La tensión en el bloque occidental alcanzó un nuevo punto de ebullición este jueves
El presidente de Francia, Emmanuel Macron, marcó una distancia rotunda respecto a la estrategia bélica de los Estados Unidos en el estrecho de Ormuz. Durante su visita oficial a la República de Corea, el mandatario galo calificó como «poco realista» la opción de recurrir a la fuerza militar para reabrir la estratégica vía marítima, desmarcándose así de las presiones ejercidas por la administración de Donald Trump.
La diplomacia como única salida al conflicto iraní
Para Macron, la intervención armada no representa una solución de fondo a la compleja cuestión nuclear y geopolítica de Irán. «Nunca ha sido la opción que hemos elegido», sentenció el jefe de Estado francés en declaraciones recogidas por medios europeos. Según su visión, cualquier acción militar carece de la capacidad de aportar una resolución duradera; por el contrario, advirtió que sin un marco sólido de negociaciones técnicas y diplomáticas, la estabilidad regional podría desmoronarse nuevamente en el corto plazo.

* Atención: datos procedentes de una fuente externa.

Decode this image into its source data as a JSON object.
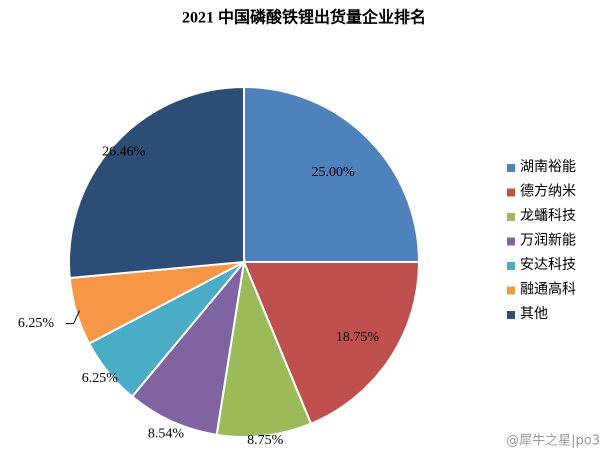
{
  "chart_data": {
    "type": "pie",
    "title": "2021 中国磷酸铁锂出货量企业排名",
    "categories": [
      "湖南裕能",
      "德方纳米",
      "龙蟠科技",
      "万润新能",
      "安达科技",
      "融通高科",
      "其他"
    ],
    "values": [
      25.0,
      18.75,
      8.75,
      8.54,
      6.25,
      6.25,
      26.46
    ],
    "value_labels": [
      "25.00%",
      "18.75%",
      "8.75%",
      "8.54%",
      "6.25%",
      "6.25%",
      "26.46%"
    ],
    "colors": [
      "#4f81bd",
      "#c0504d",
      "#9bbb59",
      "#8064a2",
      "#4bacc6",
      "#f79646",
      "#2c4d75"
    ],
    "legend": "right"
  },
  "watermark": "@犀牛之星|po3"
}
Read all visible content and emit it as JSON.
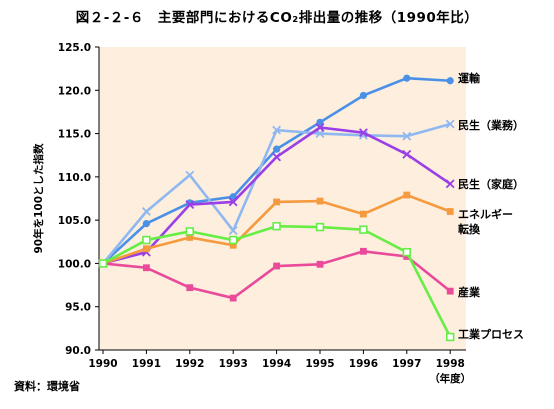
{
  "figure_title": "図２-２-６　主要部門におけるCO₂排出量の推移（1990年比）",
  "source_note": "資料：環境省",
  "chart_data": {
    "type": "line",
    "title": "図２-２-６　主要部門におけるCO₂排出量の推移（1990年比）",
    "xlabel": "（年度）",
    "ylabel": "90年を100とした指数",
    "x": [
      "1990",
      "1991",
      "1992",
      "1993",
      "1994",
      "1995",
      "1996",
      "1997",
      "1998"
    ],
    "y_ticks": [
      "125.0",
      "120.0",
      "115.0",
      "110.0",
      "105.0",
      "100.0",
      "95.0",
      "90.0"
    ],
    "ylim": [
      90,
      125
    ],
    "grid": false,
    "plot_background": "#fdeede",
    "series": [
      {
        "name": "運輸",
        "color": "#4a90e6",
        "marker": "circle",
        "values": [
          100.0,
          104.6,
          107.0,
          107.7,
          113.2,
          116.3,
          119.4,
          121.4,
          121.1
        ]
      },
      {
        "name": "民生（業務）",
        "color": "#8fb8f0",
        "marker": "x",
        "values": [
          100.0,
          106.0,
          110.2,
          103.8,
          115.4,
          115.0,
          114.8,
          114.7,
          116.1
        ]
      },
      {
        "name": "民生（家庭）",
        "color": "#9a3ee6",
        "marker": "x",
        "values": [
          100.0,
          101.3,
          106.8,
          107.1,
          112.3,
          115.7,
          115.1,
          112.6,
          109.2
        ]
      },
      {
        "name": "エネルギー転換",
        "label_lines": [
          "エネルギー",
          "転換"
        ],
        "color": "#f59a3e",
        "marker": "square",
        "values": [
          100.0,
          101.7,
          103.0,
          102.1,
          107.1,
          107.2,
          105.7,
          107.9,
          106.0
        ]
      },
      {
        "name": "産業",
        "color": "#ea4a9a",
        "marker": "square",
        "values": [
          100.0,
          99.5,
          97.2,
          96.0,
          99.7,
          99.9,
          101.4,
          100.8,
          96.8
        ]
      },
      {
        "name": "工業プロセス",
        "color": "#66ee44",
        "marker": "square-open",
        "values": [
          100.0,
          102.7,
          103.7,
          102.7,
          104.3,
          104.2,
          103.9,
          101.3,
          91.5
        ]
      }
    ]
  }
}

El líder francés fue enfático al responder a las exigencias de Washington, aclarando que las operaciones actuales contra Teherán «no son nuestra operación». Macron subrayó que las acciones militares fueron decididas de manera unilateral por Estados Unidos e Israel, desligando la responsabilidad de Francia y del resto de los aliados europeos que no ven en la escalada bélica una salida viable para sus propios intereses nacionales.
La furia de Trump y el bloqueo del espacio aéreo
La postura de París no pasó desapercibida en la Casa Blanca. A través de su red social Truth Social, Donald Trump arremetió contra Macron, calificando a Francia como un aliado «muy poco colaborador». El malestar del mandatario estadounidense se intensificó tras la negativa francesa de permitir que aviones con destino a Israel, cargados con pertrechos militares, sobrevolaran su espacio aéreo.
«Estados Unidos lo recordará», advirtió Trump en un mensaje que sugiere futuras represalias diplomáticas o económicas. Mientras el eje Washington-Tel Aviv presiona por una solución de fuerza, Francia se planta en la defensa de la soberanía de sus decisiones militares y apuesta al diálogo como la única vía para evitar una catástrofe humanitaria y energética mayor en el estrecho de Ormuz.